One thing that struck me was that 90% of the authors were male which I found a bit irritating. What? You could only find three articles penned by women that were considered worthy? Really??

But apart from that, the writing was strong and the articles were enjoyable. It’s highly unlikely that I would ever get to travel to Tibet as one of the writers did, or risk my life to stay the night in Central Park (as another person did). But I did get to experience quite closely through the first-person writing of these essays (or articles?).  As the introduction by series editor Jason Wilson writes:

 “Having a travel writer report on particular things, small things, the specific ways in which people act and interact, is perhaps our best way of getting beyond the clichés that we tell each other about different places and cultures, and about ourselves.”

A very fun way to get exposed to different experiences in different cultures and ideal for the armchair traveler. Also excellent for the slight ADD inherent in traveling by plane – good for picking up and putting down; long enough to suck you in, short enough to provide breaks to look out of the window. 🙂

(I bought this secondhand.)

My Brilliant Career – Miles Franklin (1901)

An Australian coming of age classic, My Brilliant Career was written when the author was just 16. It wasn’t a serious effort, but it became published leading to some problems for the young writer as readers perceived the book to be very autobiographical and since some of the characters weren’t particularly nice people, she received a lot of grief from this, and would not allow it to be published again until after her death.

It’s from the PoV of the protagonist Sybylla, a headstrong teenager who lives in the Outback with her family on a farm. Her father’s fortunes tend to rise and fall (mostly fall) related to his drinking, and so she is resigned to staying on the farm in the very limited capacity of young women at the end of the nineteenth century. However, she is extremely passionate about living her “brilliant career” as a writer, but cannot see a way to do it living with the social mores of the day. Young women had very few career options, especially in the bush, and so she was expected to find a relatively well-off
man and marry him and live the life of a Victorian-era Australian society woman.

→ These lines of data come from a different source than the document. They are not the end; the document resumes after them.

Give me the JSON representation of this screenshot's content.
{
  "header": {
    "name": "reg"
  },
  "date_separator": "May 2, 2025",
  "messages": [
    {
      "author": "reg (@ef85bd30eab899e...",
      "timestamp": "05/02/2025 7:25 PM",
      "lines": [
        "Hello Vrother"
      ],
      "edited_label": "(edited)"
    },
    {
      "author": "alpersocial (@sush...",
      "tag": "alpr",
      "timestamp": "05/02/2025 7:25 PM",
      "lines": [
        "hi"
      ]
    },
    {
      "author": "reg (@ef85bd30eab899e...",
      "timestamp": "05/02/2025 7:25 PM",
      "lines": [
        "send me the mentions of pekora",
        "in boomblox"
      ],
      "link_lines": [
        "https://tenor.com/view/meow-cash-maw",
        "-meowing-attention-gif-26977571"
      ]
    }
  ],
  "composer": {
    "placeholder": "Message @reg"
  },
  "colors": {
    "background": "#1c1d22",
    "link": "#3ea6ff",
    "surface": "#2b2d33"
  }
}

This dichotomy between what she feels the world expects her to be, and what she herself wants to be, is the central motif throughout the story – she feels very isolated feeling, as she does, that she does not want to marry and live that life in a gilded cage.

Her mother despairs of her, and so Grandma asks her to come and live with her and her aunt for a long while. This is a wonderful avenue to freedom for Sybylla as it exposes her to culture, to music, to people who read more than the stock reports. While there, she meets and reluctantly falls in love with an eligible neighbor and she cannot believe that she could be loved by someone so wonderful. So, in the end, she feels that she has to choose: does she want to marry and live the life expected of her? Or does she want to be a writer? Sybylla does not see these as compatible and so it is an either/or situation.

Love’s trials are, of course, up and down, and at the end of the book, she makes her decision, but is it the right one?

I really wanted to sit Sybylla down and chat with her, as it turned out that her suitor understood her creative urge and would have given a writing life to her. However, she had made her mind up that marriage and writing were two unrelated things, and to have one meant that you could not have the other.  You can see the author’s immaturity in how the protagonist views life in very black and white terms when, obviously, if she had just listened to what was being offered, it would have been ok.

This was quite a good read in the end.  I enjoyed the journal aspect of the book, and am impressed at the age of the author when she wrote it. I can also empathize with her neighbors at being annoyed at how they were portrayed! I am not too sure why it’s such a classic apart from the fact that she has a very strong female protagonist at a time when women were to be seen and not heard – perhaps it is due to this early feminist angle?

Her life goes on to prove this feminist bent when she came to the US to work for the National Women’s Trade Union League of America in Chicago, and then later moved to England to work for another non-profit group. However, she herself did not get her “brilliant literary career” until she was in 50’s and returned to Australia. The Miles Franklin Prize was established later.

This was a Virago edition and I have had it in the TBR pile for ages – at least 20-something years. My mum bought it over when she visited one summer.